People walked around the streets with no masks, people socialized everywhere, and hundreds of tourists were still walking around the streets of Westminster Abbey.


However, two days before we were supposed to go to Los Angeles, President Trump announced that he would ban European countries from entering the United States. However, because of Brexit, London was exempt from this ban. We thought that we would not be able to go back home, but we soon found out it was only travelers and not residents. The flight receptionist did ask us some questions if we traveled anywhere outside of London, but nothing more serious.

After many months of lockdown and quarantine at home from the effects of the pandemic, my friend Junghee and I finally decided to go on a trip to Las Vegas on August 28. We knew about the risks and that many places were closed, but we still decided to travel and brought many essential items with us.

When checking in, the streets of Vegas were empty. The crowds also looked very different inside the hotels. There was no valet parking available at The Bellagio, and only self-parking. The parking fees were also waived, and not many people were working at the front desk. Everyone around us was thankfully wearing masks, and there were hand sanitizing stations all around the hotel. There was even a hand washing station near the ATMs.


The hotel room was supplied with two masks, hand sanitizers, and two no-touch metal door openers.

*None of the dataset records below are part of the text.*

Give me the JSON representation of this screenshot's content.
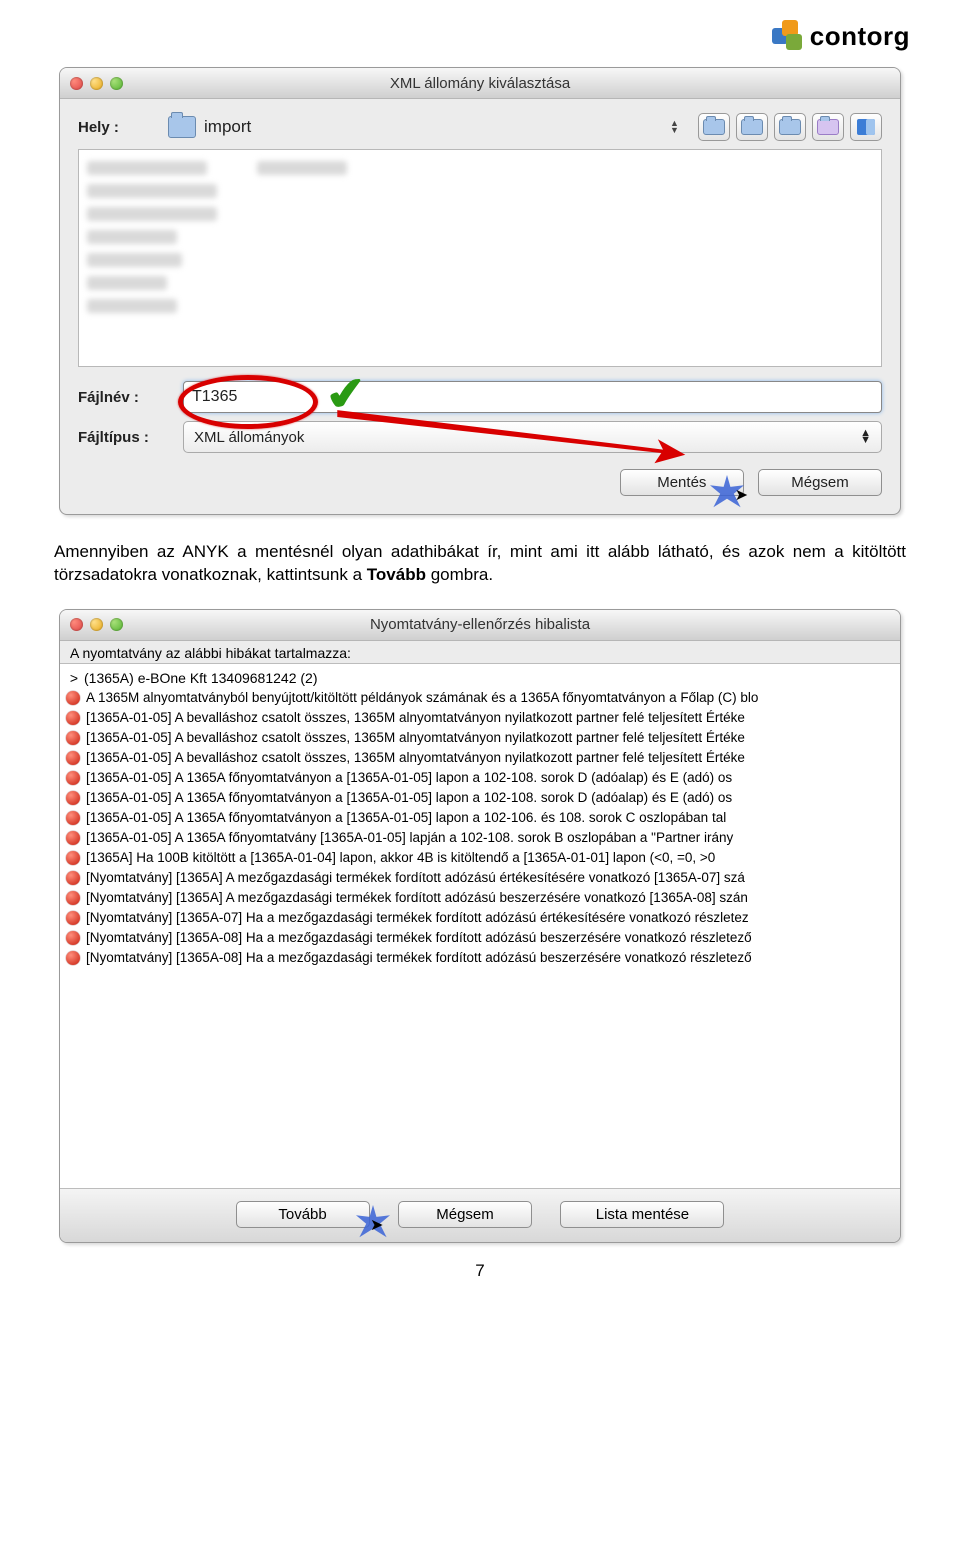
{
  "logo": {
    "text": "contorg"
  },
  "dialog1": {
    "title": "XML állomány kiválasztása",
    "location_label": "Hely :",
    "location_value": "import",
    "filename_label": "Fájlnév :",
    "filename_value": "T1365",
    "filetype_label": "Fájltípus :",
    "filetype_value": "XML állományok",
    "save_btn": "Mentés",
    "cancel_btn": "Mégsem"
  },
  "paragraph": {
    "p1a": "Amennyiben az ANYK a mentésnél olyan adathibákat ír, mint ami itt alább látható, és azok nem a kitöltött törzsadatokra vonatkoznak, kattintsunk a ",
    "p1b": "Tovább",
    "p1c": " gombra."
  },
  "dialog2": {
    "title": "Nyomtatvány-ellenőrzés hibalista",
    "intro": "A nyomtatvány az alábbi hibákat tartalmazza:",
    "header_line": "(1365A) e-BOne Kft 13409681242 (2)",
    "errors": [
      "A 1365M alnyomtatványból benyújtott/kitöltött példányok  számának és a 1365A főnyomtatványon a Főlap (C) blo",
      "[1365A-01-05] A bevalláshoz csatolt összes, 1365M  alnyomtatványon nyilatkozott partner felé teljesített  Értéke",
      "[1365A-01-05] A bevalláshoz csatolt összes, 1365M  alnyomtatványon nyilatkozott partner felé teljesített  Értéke",
      "[1365A-01-05] A bevalláshoz csatolt összes, 1365M  alnyomtatványon nyilatkozott partner felé teljesített  Értéke",
      "[1365A-01-05] A 1365A főnyomtatványon a [1365A-01-05] lapon  a 102-108. sorok D (adóalap) és E (adó) os",
      "[1365A-01-05] A 1365A főnyomtatványon a [1365A-01-05] lapon  a 102-108. sorok D (adóalap) és E (adó) os",
      "[1365A-01-05] A 1365A főnyomtatványon a [1365A-01-05] lapon  a 102-106. és 108. sorok C oszlopában tal",
      "[1365A-01-05] A 1365A főnyomtatvány [1365A-01-05] lapján a  102-108. sorok B oszlopában a \"Partner irány",
      "[1365A]  Ha 100B kitöltött a [1365A-01-04] lapon, akkor 4B  is kitöltendő a [1365A-01-01] lapon (<0, =0, >0",
      "[Nyomtatvány] [1365A]  A mezőgazdasági termékek fordított  adózású értékesítésére vonatkozó [1365A-07] szá",
      "[Nyomtatvány] [1365A]  A mezőgazdasági termékek fordított  adózású beszerzésére vonatkozó [1365A-08] szán",
      "[Nyomtatvány] [1365A-07]  Ha a mezőgazdasági termékek  fordított adózású értékesítésére vonatkozó részletez",
      "[Nyomtatvány] [1365A-08]  Ha a mezőgazdasági termékek  fordított adózású beszerzésére vonatkozó részletező",
      "[Nyomtatvány] [1365A-08]  Ha a mezőgazdasági termékek  fordított adózású beszerzésére vonatkozó részletező"
    ],
    "btn_next": "Tovább",
    "btn_cancel": "Mégsem",
    "btn_savelist": "Lista mentése"
  },
  "page_number": "7"
}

Many bars inside the hotel were by reservation only and so were the restaurants. The restaurants were overbooked and some steakhouses such as Gordon Ramsay’s Hell’s Kitchen were booked a month in advance. Many bars and restaurants had a curfew and closed as early as 10 p.m.

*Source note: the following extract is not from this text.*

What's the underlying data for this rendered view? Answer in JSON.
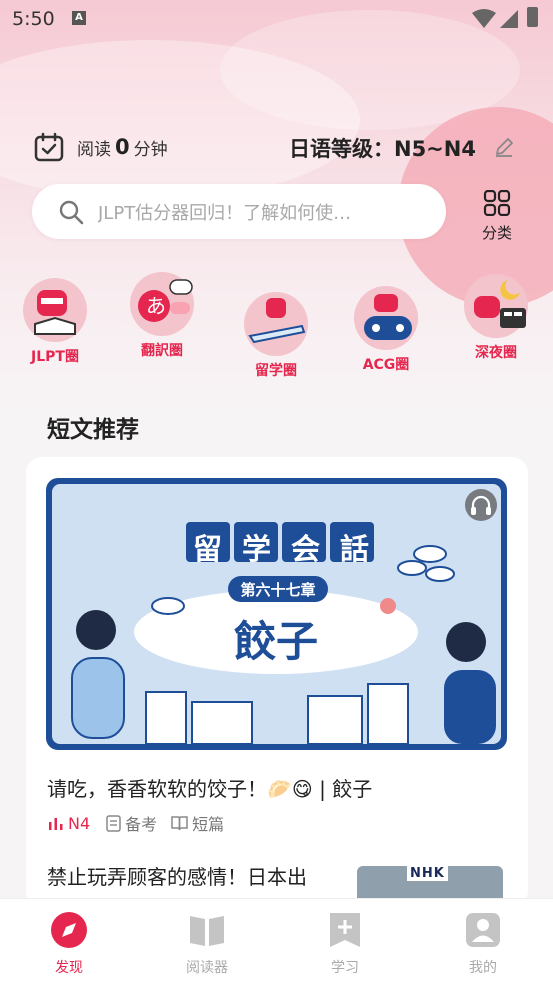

The slot machines had six feet distancing between each other, the tables all had plexiglass to protect the dealers and players, and workers were passing out free masks to everyone who did not have one. The swimming pools were still open, and people were still enjoying their time as if the pandemic never happened.

The pandemic looked a lot different in March and in August. More people were scared to travel and were taking more precautions in terms of the virus. They were staying at home without meeting people, not traveling, not going to restaurants, making sure to wear masks, and staying safe, whereas in August, many people did not care as much and were traveling to many places.

They were going outside, socializing, eating in restaurants and bars, and more carefree than the previous months. Traveling during the pandemic changed a lot, as many businesses and hotels were reconfiguring their rules and company structure to stay safe and open.

We can stay safe and beat this pandemic if we follow the CDC’s rules and guidelines. Coronavirus is still continuing to spread rapidly and over 63 million people have had Coronavirus, with over 1 million people dead from the virus.

There are vaccines ready, and everyone is working hard to fight this disease. By practicing safety guidelines and always wearing masks, we can defeat this disease and be able to travel like we did before the pandemic happened.